CSO leaders in different parts of the world want to show that they are not shy about accountability and that they are prepared to take the lead to develop effective mechanisms for promoting accountability. They realize that critics would use any deficiencies in CSOs' individual and collective governance and performance to question the role of civil society, not so much at the micro or operational level but at the macro or governance level as well as the meso or policy level. Ironically, it is governance and policy interventions  where CSO participation is most desperately needed.

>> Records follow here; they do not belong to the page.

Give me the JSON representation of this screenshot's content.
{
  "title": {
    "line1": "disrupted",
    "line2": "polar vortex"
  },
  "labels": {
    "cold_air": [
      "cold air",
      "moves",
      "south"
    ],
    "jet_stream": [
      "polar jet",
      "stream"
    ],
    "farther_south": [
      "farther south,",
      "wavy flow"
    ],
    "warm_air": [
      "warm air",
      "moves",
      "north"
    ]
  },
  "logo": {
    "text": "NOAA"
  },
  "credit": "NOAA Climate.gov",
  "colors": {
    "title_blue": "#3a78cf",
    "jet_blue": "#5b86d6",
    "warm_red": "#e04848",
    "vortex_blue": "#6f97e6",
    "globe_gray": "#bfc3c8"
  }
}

In seeking to improve our accountability and transparency, we need not be defensive or apologize for our work. In fact, several CSOs have encouraged elected governments not to interpret a victory at the ballot box as a blank check to rule without ongoing reference to their citizenry between elections. This is especially true in the growing number of countries where large numbers of citizens are turning away from the formal electoral process. In such respects, CSOs are doing much to promote democratic accountability.

The growing militarization of geopolitics has changed the context in which CSOs operate. Civil society is being squeezed, which undermines the robustness of democracy and civic participation worldwide. Trends toward unilateral action and militarization are undermining human rights and civil liberties. The democracy deficit erodes global stability and human security while threatening the ability of citizens to participate in decision-making. Together, these factors confront CSOs with new challenges: not only reinventing democracy, but also reinventing themselves in ways that are transparent and accountable. In doing so, there is a vital need to look beyond the "war on terror" and think critically about long-term viability, especially when some government and business leaders are questioning the legitimacy of CSOs, and when CSOs operating in new conditions of political instability are increasingly being asked to be transparent, legitimate, and accountable.

Civil society organizations must meet this challenge head on by making themselves more accountable and transparent. Maintaining public trust in CSOs is critical for ensuring active, participatory democracy, which can enrich our public life at the national and global levels. Moreover, failure to improve accountability and transparency will invite criticism that CSOs don’t practice what they preach.


* Kumi Naidoo is Secretary General and CEO of CIVICUS: World Alliance for Citizen Participation.